The early seventeenth-century Dutch Renaissance style was chosen for the remainder of the pavilions at the Amsterdam Colonial Exposition. During this period, Dutch provinces developed into a strong nation and freed themselves from the yoke of the Spanish. The Italianate Dutch Royal Pavilion, which was a departure from the national style, was the subject of attacks by critics as well. Foreign pavilions that demonstrated their own national histories, however, generally earned critic approval (Mattie, 62).
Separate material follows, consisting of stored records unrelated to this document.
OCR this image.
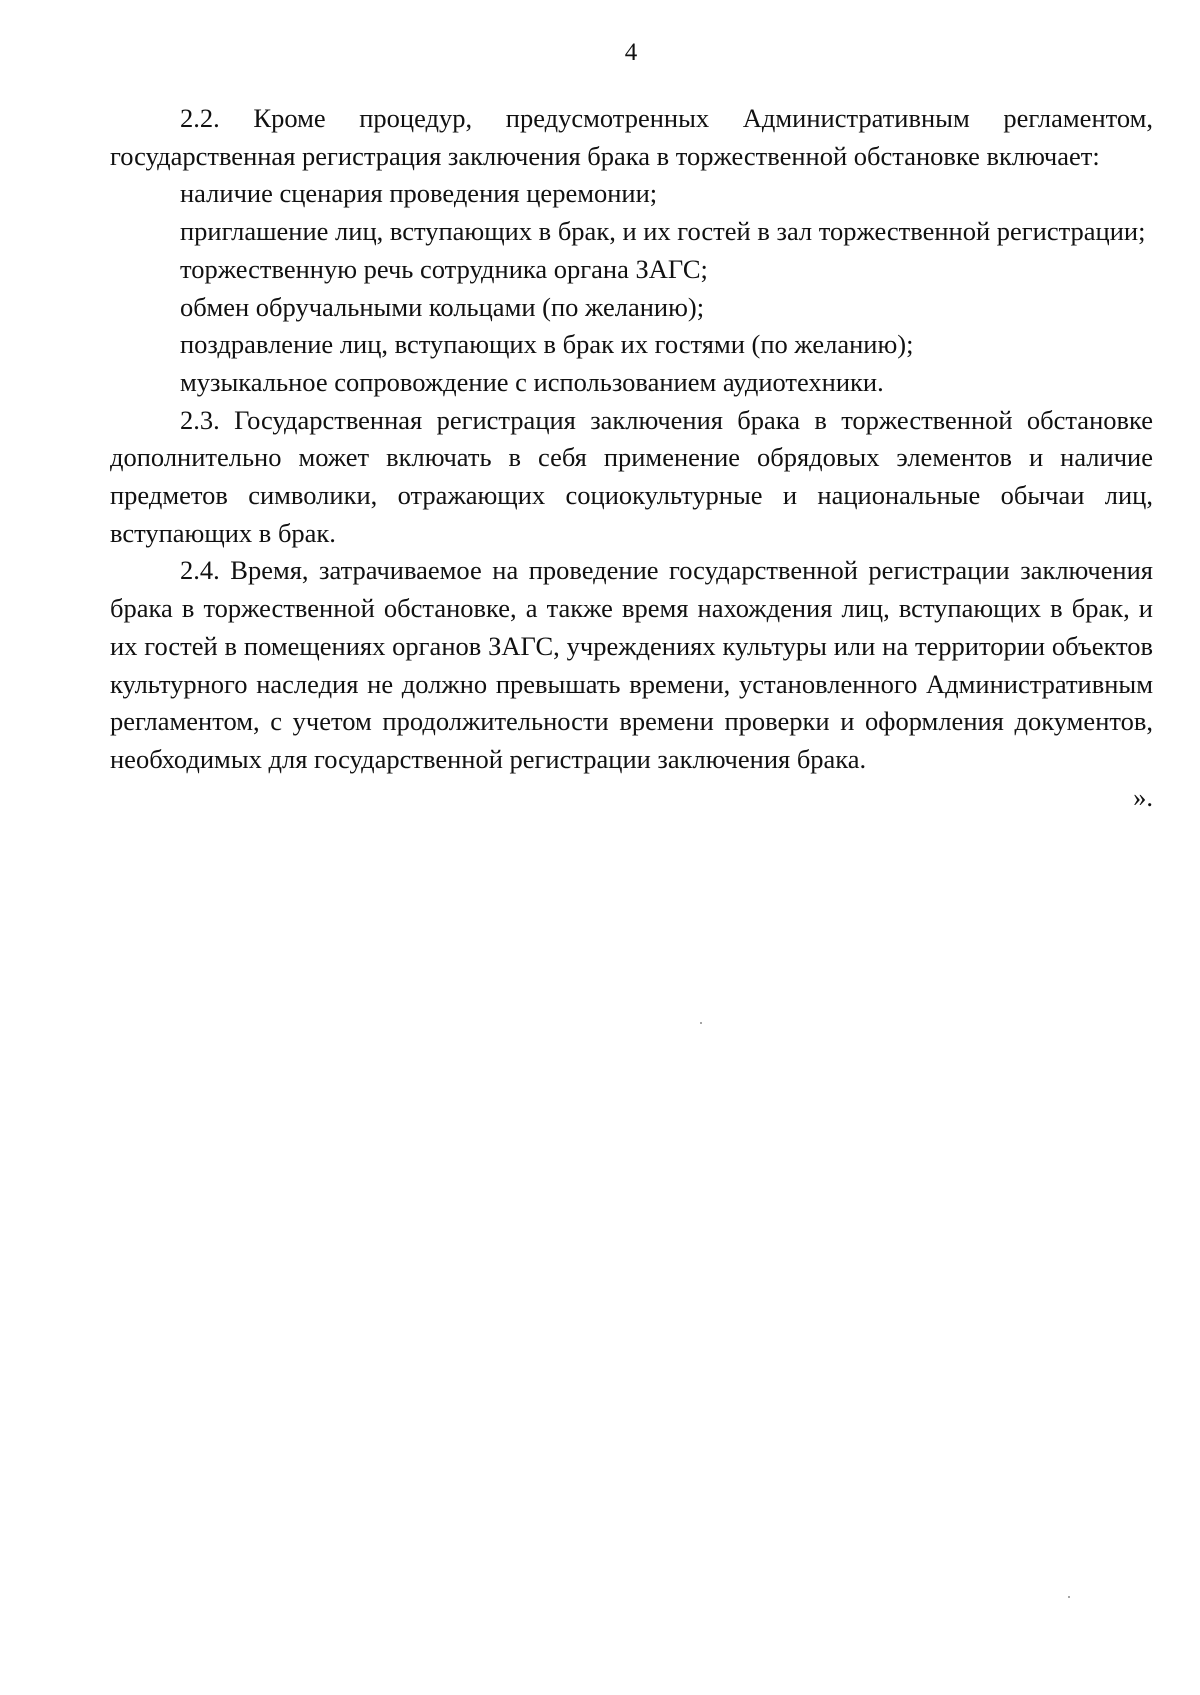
4

2.2. Кроме процедур, предусмотренных Административным регламентом, государственная регистрация заключения брака в торжественной обстановке включает:

наличие сценария проведения церемонии;

приглашение лиц, вступающих в брак, и их гостей в зал торжественной регистрации;

торжественную речь сотрудника органа ЗАГС;

обмен обручальными кольцами (по желанию);

поздравление лиц, вступающих в брак их гостями (по желанию);

музыкальное сопровождение с использованием аудиотехники.

2.3. Государственная регистрация заключения брака в торжественной обстановке дополнительно может включать в себя применение обрядовых элементов и наличие предметов символики, отражающих социокультурные и национальные обычаи лиц, вступающих в брак.

2.4. Время, затрачиваемое на проведение государственной регистрации заключения брака в торжественной обстановке, а также время нахождения лиц, вступающих в брак, и их гостей в помещениях органов ЗАГС, учреждениях культуры или на территории объектов культурного наследия не должно превышать времени, установленного Административным регламентом, с учетом продолжительности времени проверки и оформления документов, необходимых для государственной регистрации заключения брака.

».
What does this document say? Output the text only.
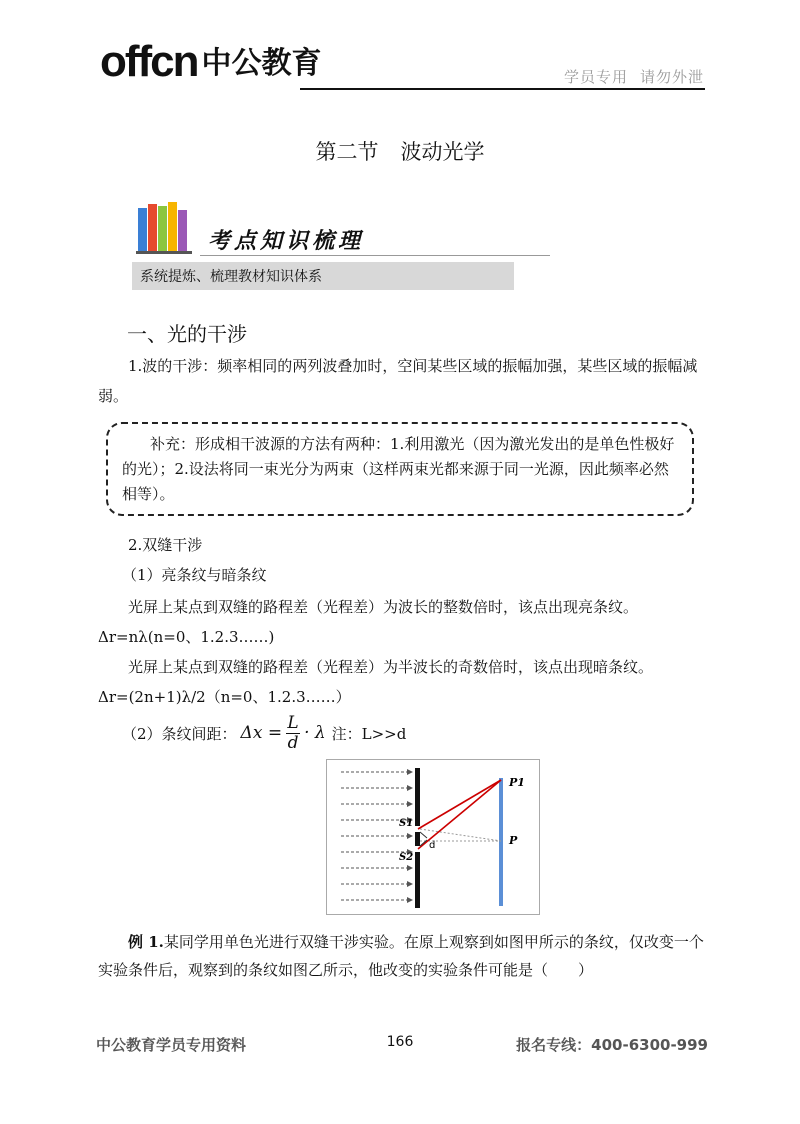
offcn 中公教育	学员专用 请勿外泄
第二节 波动光学
考点知识梳理
系统提炼、梳理教材知识体系
一、光的干涉
1.波的干涉：频率相同的两列波叠加时，空间某些区域的振幅加强，某些区域的振幅减弱。
补充：形成相干波源的方法有两种：1.利用激光（因为激光发出的是单色性极好的光）；2.设法将同一束光分为两束（这样两束光都来源于同一光源，因此频率必然相等）。
2.双缝干涉
（1）亮条纹与暗条纹
光屏上某点到双缝的路程差（光程差）为波长的整数倍时，该点出现亮条纹。
Δr=nλ(n=0、1.2.3……)
光屏上某点到双缝的路程差（光程差）为半波长的奇数倍时，该点出现暗条纹。
Δr=(2n+1)λ/2（n=0、1.2.3……）
（2）条纹间距： Δx =
L
d · λ 注：L>>d
P1
S1
S2
d	P
例 1.某同学用单色光进行双缝干涉实验。在原上观察到如图甲所示的条纹，仅改变一个实验条件后，观察到的条纹如图乙所示，他改变的实验条件可能是（　　）
中公教育学员专用资料	166	报名专线：400-6300-999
Thousands of visitors attended the fair, staying in new hotels like the 'Americain' and 'Krasnapolsky', buying souvenirs from the exposition, and stimulating the economy of the city. When the exposition closed its doors on November 1st, more than one million tickets had been sold (World). The 1883 Colonial Exposition in Amsterdam had indeed been a success.


Works Cited

World Expositions in Amsterdam: 1883. World Expositions in Amsterdam. http://parallel.park.org/Netherlands/pavilions/world_expositions/index_2.htm (accessed 10 March 2003).
John E. Findling, editor. Historical Dictionary of World's Fairs and Expositions: 1851-1988. New York: Greenwood Press, 1990. 78-79.
Mattie, Erik. World's Fairs. New York: Princeton Architectural Press, 1998. 59-65.